Изменить стиль страницы

— Не правда ли, мы как в сказке? — прошептала Наташа и вдруг вскрикнула… и рассмеялась. Две фигуры шли навстречу. Черные крылья развевались у них за плечами; в колеблющейся полосе света за ними, колеблясь, следовали тени, похожие на каких-то огромных птиц.

— Как в сказке, моя дорогая, — нетвердым голосом повторил Струков и не сразу подал билеты, так же как не сразу человек в форменной фуражке взял их, взглянувши на освещенную фонарем Наташу. Этот человек, по-видимому, хотел сказать какую-то любезность, даже выставил свои крепкие зубы и осклабил красное изрытое морскими ветрами лицо, но ограничился лишь тем, что на сквернейшем французском языке назвал погоду не вполне приятной для дам, приложил руку к козырьку и, кивнув своему товарищу, проследовал дальше, — тени побежали вперед, резиновые плащи, гремя, развевались точно крылья… и снова стало как в сказке, сделалось не похоже на действительность.

Свежело. Ветер, казалось, хотел превратиться в бурю; откуда-то раздался звон разбитой посуды; пароход тяжко вздыхал своими трубами и содрогался до основания; воздух со стороны востока становился белесоватым. Луна совсем исчезла… за всем тем бушующее море виднелось шире и яснее.

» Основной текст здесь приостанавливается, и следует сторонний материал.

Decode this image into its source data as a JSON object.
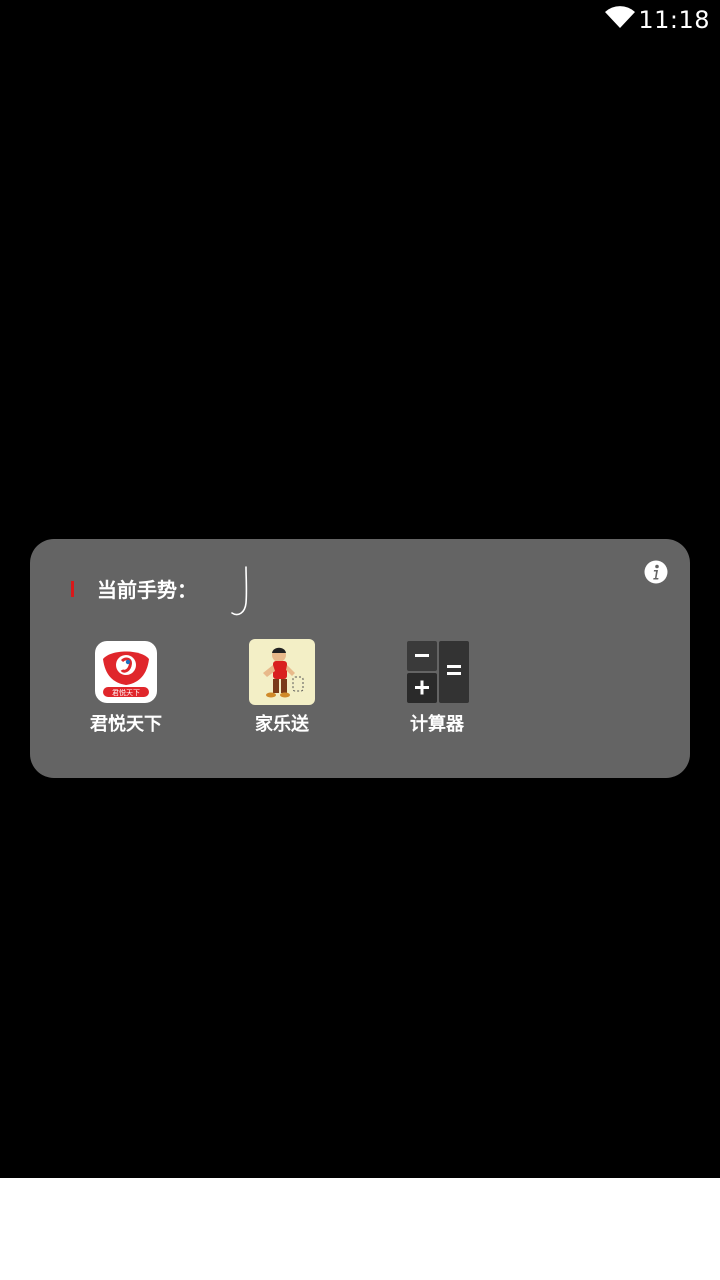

Мелкий, точно лихорадочный озноб начинался у Наташи, — оттого ли, что похолоднело, или от странных ощущений этой фантастической ночи. Голова ее слегка кружилась, но не от качки, хотя теперь волнение было достаточно, чтобы заболеть. Струков усадил ее под защиту шумящего полотна, окутал пледом, согревал горячим дыханием ее руки, шею, лицо, прижимал ее к себе с такою силой, что она вскрикивала, и вдруг сказала, что ей жарко, и порывисто откинув плед, прильнула устами к его устам, с неперестающим, неслышным смехом отдавалась его ласкам, с выражением какой-то блаженной радости ловила его страстные, без слов умоляющие взгляды и, замирая от наслаждения, от ужаса, от любопытства, подчинялась его воле…

В темных тучах стало просвечивать опалом, янтарем, багрянцем. Волны синели, паруса обозначались вдали… Призраком выступил французский берег.

Струков протянул руку к востоку, и, опьяненный до экстаза, красивый как никогда в этом пурпуровом освещении, воскликнул растроганным голосом:

Смотри, как заря там алеет!..
Как эта заря, мое сердце
Любовью к тебе пламенеет…

Но Наташа едва улыбнулась, едва взглянула на него, прошептала: «Ах, если б ты знал, как я измучилась!» — и, опустив отяжелевшие ресницы, на которых застыли крупные слезы, в изнеможении склонила голову на его плечо и задремала. Он бережно поддерживал эту драгоценную ношу; с умилением любовался побледневшим личиком; с особым чувством снисходительности примечал на нем следы какого-то недоумения, какой-то невысказанной грусти. «Это скоро пройдет!» — думалось ему, — и вздрагивал от радости, когда в молодом, упругом, красивом теле, лежавшем на его руках, внезапно пробегал трепет, — точно последние искры от миновавшего пожара, — а вместо тоскливого выражения на лице вспыхивала и погасала очаровательная улыбка.

Тем временем в небесах разгорался иной пожар. Солнце раскалило и разогнало тучи и вставало над морем в блеске, в золоте, «в славе», как выразился про себя Алексей Васильевич… И в лад с этим торжествующим блеском, с радостной игрою солнечных лучей в синем морском пространстве складывались мечты Струкова, слагались его мысли о жизни, о счастье, о будущей деятельности в России. Ему не только не хотелось спать, как Наташе, но хотелось бы петь во весь голос, и непременно что-нибудь победное, какой-нибудь «гимн к радости» Шиллера, чтобы оповестить далеко, далеко о полноте своего существования, о том, что мир прекрасен…

В Париже произошло по желанию Петра Евсеича: молодые люди стали жить вместе без венчания. Старику очень хотелось собрать знакомых русских и заявить о таком порядке брака торжественно; он даже написал «чернячок» застольной речи, не без тайного умысла напечатать ее впоследствии во французских газетах; но Наташа возразила, что все равно в России придется «надевать венцы», и, значит, нечего вводить людей в заблуждение. По ее мнению, было достаточно, что они живут вместе, а как об этом станут судить их знакомые, это совсем не важно. Струков же мало того, что восстал против «смешной демонстрации», но даже смалодушничал без всякой нужды, сказавши своему парижскому приятелю, что «за границей венчание обходится дорого». Вышло так, будто эту дороговизну он уже испытал, хотя, с другой стороны можно было понять и иначе эти вскользь брошенные слова… Долго он не мог простить себе такой уловки, и как ни странно, почти возненавидел за нее своего невинного приятеля.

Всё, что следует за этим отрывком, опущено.